7 Reasons Why Forex Trading Beats Stock Trading

I find that forex trading is superior to stock trading. Although trading stocks and trading foreign currencies have similarities, they are actually quite different. In this article, I'll cover these major differences.
1. Forex markets are open across the globe 24 hours a day Monday - Friday. This allows you to trade forex actively during off hours which might better fit your schedule. Stock markets, at least in the USA, are open only from 9:30 am until 4pm each day. There is a lightly traded after hours market, but this would be a generally dangerous time to trade as individual stocks are more easily manipulated with the lighter trading volume.
2. You do not need a lot of money to start trading foreign currencies. Brokers now offer mini and even micro forex trading accounts where you can get started with a couple of hundred dollars.
3. The forex market is huge, many times larger than stock markets. It's not easy to manipulate. Even big banks are not able to manipulate currency markets easily. You are trading money. So there's no "going to cash" as you're already there. With such a huge market and no liquidity issues, you can always close a trade at a desired point. The best way to do this to use a trading "bot" or computer program.

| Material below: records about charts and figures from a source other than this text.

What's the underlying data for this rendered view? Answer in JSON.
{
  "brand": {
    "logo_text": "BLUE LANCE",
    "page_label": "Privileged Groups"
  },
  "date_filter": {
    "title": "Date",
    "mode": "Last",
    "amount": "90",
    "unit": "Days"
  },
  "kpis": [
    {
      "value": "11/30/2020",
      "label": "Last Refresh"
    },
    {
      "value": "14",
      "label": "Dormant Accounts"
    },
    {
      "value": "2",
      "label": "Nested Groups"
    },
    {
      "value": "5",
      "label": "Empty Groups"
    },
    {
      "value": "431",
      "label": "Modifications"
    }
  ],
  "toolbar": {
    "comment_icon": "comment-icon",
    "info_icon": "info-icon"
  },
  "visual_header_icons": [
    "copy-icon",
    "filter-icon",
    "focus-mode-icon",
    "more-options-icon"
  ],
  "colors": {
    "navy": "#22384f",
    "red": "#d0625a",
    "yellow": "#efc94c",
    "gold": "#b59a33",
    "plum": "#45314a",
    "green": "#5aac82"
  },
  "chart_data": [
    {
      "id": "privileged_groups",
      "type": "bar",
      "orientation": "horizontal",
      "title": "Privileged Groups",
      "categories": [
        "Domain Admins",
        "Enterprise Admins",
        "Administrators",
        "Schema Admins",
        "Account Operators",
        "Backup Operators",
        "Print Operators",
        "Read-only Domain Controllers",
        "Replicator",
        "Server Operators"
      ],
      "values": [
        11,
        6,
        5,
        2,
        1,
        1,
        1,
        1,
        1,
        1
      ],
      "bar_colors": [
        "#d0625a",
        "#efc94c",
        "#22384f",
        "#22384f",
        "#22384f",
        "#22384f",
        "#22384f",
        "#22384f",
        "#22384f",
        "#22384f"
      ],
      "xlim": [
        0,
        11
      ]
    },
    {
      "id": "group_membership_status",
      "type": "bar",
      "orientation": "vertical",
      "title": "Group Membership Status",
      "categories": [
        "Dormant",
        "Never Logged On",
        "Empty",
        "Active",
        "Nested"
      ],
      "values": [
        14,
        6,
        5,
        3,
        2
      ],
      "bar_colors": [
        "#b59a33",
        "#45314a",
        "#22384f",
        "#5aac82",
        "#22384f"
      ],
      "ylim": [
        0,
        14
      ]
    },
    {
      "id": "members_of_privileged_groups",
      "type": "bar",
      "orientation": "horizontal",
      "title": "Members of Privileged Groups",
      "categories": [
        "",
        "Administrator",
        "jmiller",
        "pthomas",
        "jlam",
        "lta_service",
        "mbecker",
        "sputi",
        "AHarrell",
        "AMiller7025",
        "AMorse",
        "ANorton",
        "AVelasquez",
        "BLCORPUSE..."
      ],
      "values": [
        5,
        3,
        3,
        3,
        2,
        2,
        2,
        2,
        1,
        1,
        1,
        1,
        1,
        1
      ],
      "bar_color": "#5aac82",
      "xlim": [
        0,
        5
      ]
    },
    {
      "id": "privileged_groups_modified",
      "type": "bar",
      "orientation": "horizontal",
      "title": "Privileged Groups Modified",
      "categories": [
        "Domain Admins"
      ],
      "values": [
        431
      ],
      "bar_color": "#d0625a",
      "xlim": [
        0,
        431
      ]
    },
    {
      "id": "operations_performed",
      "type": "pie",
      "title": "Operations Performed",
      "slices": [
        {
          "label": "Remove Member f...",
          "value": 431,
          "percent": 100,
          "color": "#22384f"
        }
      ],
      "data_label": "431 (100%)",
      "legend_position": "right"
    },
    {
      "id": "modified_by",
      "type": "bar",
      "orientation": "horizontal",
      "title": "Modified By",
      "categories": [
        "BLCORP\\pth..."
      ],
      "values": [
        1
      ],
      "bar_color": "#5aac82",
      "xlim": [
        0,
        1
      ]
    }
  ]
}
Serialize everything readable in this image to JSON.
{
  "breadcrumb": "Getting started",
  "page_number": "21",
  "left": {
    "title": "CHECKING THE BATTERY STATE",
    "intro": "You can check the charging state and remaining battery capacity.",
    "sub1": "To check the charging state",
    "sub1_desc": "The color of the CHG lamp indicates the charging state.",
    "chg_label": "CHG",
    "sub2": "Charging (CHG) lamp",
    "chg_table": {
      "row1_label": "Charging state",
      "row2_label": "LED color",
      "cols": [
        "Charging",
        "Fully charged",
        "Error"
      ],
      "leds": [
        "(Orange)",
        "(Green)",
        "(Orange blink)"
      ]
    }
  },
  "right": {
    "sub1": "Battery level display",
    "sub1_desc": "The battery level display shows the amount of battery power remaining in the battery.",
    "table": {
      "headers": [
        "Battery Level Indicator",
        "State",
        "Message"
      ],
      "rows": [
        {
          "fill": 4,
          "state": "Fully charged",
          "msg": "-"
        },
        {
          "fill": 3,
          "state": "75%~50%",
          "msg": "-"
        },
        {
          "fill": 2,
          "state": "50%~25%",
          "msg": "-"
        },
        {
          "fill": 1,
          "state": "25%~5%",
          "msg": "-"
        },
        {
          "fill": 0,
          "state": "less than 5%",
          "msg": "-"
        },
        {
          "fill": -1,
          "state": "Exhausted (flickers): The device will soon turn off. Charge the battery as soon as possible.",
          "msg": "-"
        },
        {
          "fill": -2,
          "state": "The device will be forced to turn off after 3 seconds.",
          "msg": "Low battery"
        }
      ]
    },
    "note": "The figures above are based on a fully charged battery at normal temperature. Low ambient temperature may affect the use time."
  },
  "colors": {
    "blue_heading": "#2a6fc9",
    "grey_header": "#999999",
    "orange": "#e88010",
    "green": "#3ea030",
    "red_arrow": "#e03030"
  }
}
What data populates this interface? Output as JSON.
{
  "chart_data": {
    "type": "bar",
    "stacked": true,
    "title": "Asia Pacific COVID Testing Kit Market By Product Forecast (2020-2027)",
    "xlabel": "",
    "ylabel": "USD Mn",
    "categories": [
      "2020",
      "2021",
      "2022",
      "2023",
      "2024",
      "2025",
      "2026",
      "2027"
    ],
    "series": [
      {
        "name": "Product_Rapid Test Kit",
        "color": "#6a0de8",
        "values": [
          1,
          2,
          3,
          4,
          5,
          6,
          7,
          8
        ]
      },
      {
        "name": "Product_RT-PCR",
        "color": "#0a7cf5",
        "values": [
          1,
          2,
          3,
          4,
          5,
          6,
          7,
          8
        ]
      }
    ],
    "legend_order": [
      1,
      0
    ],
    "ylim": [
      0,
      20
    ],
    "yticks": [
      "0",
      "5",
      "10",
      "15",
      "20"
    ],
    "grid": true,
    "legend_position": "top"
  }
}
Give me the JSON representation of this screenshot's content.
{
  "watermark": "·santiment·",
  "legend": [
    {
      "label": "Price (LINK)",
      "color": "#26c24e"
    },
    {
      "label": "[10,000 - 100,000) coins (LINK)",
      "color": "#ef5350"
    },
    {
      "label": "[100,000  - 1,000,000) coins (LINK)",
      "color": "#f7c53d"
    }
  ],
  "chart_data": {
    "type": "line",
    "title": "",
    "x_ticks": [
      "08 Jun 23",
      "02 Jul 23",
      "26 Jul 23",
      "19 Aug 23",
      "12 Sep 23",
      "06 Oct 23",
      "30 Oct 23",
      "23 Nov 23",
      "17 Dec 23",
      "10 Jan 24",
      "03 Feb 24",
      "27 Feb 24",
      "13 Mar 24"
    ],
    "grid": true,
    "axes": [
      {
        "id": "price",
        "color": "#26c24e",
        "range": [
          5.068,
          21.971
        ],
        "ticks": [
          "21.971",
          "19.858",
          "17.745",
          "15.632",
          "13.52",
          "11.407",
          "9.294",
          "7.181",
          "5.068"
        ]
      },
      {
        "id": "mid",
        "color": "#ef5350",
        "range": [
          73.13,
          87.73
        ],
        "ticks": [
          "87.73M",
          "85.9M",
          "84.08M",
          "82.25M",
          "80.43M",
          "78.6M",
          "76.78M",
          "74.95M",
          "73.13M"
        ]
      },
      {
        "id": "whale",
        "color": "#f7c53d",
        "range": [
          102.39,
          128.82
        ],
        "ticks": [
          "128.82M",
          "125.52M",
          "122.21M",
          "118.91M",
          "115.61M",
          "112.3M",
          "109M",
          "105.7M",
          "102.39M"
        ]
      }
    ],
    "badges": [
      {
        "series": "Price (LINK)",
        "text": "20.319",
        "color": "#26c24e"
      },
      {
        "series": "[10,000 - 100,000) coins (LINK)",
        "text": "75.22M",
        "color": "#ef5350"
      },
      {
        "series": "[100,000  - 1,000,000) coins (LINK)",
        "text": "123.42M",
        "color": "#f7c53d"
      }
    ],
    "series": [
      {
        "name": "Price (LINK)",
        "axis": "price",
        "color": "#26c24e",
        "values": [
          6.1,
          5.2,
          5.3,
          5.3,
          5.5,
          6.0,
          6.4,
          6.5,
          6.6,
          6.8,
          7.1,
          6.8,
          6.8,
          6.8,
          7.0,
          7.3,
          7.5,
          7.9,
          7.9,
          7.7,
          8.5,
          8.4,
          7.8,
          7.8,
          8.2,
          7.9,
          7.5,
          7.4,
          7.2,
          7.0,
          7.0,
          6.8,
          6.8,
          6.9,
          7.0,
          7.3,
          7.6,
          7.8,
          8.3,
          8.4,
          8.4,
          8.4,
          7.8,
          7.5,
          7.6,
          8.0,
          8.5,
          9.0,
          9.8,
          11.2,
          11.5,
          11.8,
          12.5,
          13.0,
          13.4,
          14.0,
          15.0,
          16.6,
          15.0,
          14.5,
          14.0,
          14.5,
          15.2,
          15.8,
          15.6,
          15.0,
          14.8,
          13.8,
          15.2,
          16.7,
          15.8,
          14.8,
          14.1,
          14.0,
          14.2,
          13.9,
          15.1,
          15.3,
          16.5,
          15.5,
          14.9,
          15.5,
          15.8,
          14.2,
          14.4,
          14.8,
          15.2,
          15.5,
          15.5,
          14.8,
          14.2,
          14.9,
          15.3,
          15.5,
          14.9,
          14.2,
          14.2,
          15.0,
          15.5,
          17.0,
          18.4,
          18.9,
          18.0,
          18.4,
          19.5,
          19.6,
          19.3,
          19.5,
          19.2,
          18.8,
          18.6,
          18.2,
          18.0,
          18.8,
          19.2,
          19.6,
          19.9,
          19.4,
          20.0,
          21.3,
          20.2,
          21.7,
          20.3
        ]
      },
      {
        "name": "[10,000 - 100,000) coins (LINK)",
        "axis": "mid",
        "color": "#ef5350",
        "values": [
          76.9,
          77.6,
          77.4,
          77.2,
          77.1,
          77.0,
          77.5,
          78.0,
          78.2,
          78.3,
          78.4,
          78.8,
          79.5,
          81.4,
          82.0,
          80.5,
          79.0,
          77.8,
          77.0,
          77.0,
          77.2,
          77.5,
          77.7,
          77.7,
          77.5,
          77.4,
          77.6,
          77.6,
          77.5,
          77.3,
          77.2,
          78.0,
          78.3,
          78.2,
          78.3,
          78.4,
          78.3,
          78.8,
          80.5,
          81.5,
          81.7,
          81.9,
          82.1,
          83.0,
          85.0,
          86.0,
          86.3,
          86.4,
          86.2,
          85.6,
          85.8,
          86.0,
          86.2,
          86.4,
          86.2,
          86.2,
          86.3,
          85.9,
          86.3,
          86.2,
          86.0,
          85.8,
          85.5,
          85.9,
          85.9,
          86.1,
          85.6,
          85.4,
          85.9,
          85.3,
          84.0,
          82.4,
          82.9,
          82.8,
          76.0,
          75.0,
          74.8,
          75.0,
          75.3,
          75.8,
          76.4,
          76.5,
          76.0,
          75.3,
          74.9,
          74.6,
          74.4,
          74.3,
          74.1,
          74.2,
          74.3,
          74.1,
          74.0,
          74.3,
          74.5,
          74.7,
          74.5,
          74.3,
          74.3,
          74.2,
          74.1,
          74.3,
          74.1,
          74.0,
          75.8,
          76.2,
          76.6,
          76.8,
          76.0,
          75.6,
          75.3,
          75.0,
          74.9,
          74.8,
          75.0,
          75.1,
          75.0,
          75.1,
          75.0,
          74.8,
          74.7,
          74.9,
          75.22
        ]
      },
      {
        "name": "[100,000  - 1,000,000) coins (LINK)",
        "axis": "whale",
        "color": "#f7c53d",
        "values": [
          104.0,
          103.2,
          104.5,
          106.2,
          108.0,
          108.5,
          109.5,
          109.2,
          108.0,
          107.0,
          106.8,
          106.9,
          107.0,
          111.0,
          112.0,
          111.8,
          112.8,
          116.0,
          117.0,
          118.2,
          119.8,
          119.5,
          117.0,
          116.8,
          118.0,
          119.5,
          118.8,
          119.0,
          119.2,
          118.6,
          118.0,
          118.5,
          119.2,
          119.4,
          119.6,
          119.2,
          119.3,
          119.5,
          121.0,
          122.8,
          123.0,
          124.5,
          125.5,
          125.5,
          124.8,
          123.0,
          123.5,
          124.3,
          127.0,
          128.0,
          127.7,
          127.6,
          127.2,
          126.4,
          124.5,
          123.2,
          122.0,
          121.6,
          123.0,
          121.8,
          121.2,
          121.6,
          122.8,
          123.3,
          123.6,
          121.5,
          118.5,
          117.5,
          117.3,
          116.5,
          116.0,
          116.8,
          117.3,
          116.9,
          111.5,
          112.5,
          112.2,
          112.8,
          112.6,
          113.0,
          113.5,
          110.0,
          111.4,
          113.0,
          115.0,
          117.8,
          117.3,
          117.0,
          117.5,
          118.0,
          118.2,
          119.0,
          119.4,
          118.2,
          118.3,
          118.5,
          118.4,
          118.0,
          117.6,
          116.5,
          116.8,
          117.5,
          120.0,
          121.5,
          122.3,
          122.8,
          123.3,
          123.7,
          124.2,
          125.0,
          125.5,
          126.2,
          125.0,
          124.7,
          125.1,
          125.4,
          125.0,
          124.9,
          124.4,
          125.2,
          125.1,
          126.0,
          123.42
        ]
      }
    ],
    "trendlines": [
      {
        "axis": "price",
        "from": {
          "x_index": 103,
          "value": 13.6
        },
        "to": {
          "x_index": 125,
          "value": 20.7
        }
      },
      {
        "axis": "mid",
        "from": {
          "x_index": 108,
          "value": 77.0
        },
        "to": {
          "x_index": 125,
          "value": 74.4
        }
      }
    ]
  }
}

4. No commissions and no fees. Trading stocks requires the payment of a commission to a stock broker. This will mean that you can't trade as often as you'd like if you have a small account. But with forex, there's no such limitation because there is no commission. Forex brokerages make a small amount on each transaction from the "spread", which is the difference between the "bid" and the "ask".
5. You can trade foreign currencies as often as you like, as you're not worried about brokerage commissions. There's no fixed lot size that you have to buy, but brokerage houses do have their own standard lot sizes. You can shop for brokers that offer small or fractional lot sizes.
6. High Leverage. You can often find brokers who may allow you to up to 200 times the size of your deposit. 100 times your deposit is more common. So with 100 times, you would only need $100 to control $10,000 in a trade. Most brokerages will close your transaction if your account balance is in danger of not being able to cover a loss on a trade. So, you can't lose more than you have in your trading account. You'll need to employ good risk management to insure that doesn't happen.
7. Low risk of manipulation. In the stock market, bigger traders and investors can control price movement of smaller stocks pretty much at will. I don't consider that the stock market is fair and balanced. Although nations do manipulate the value of their currencies, it's not something that happens with the frequency that it does in the stock market.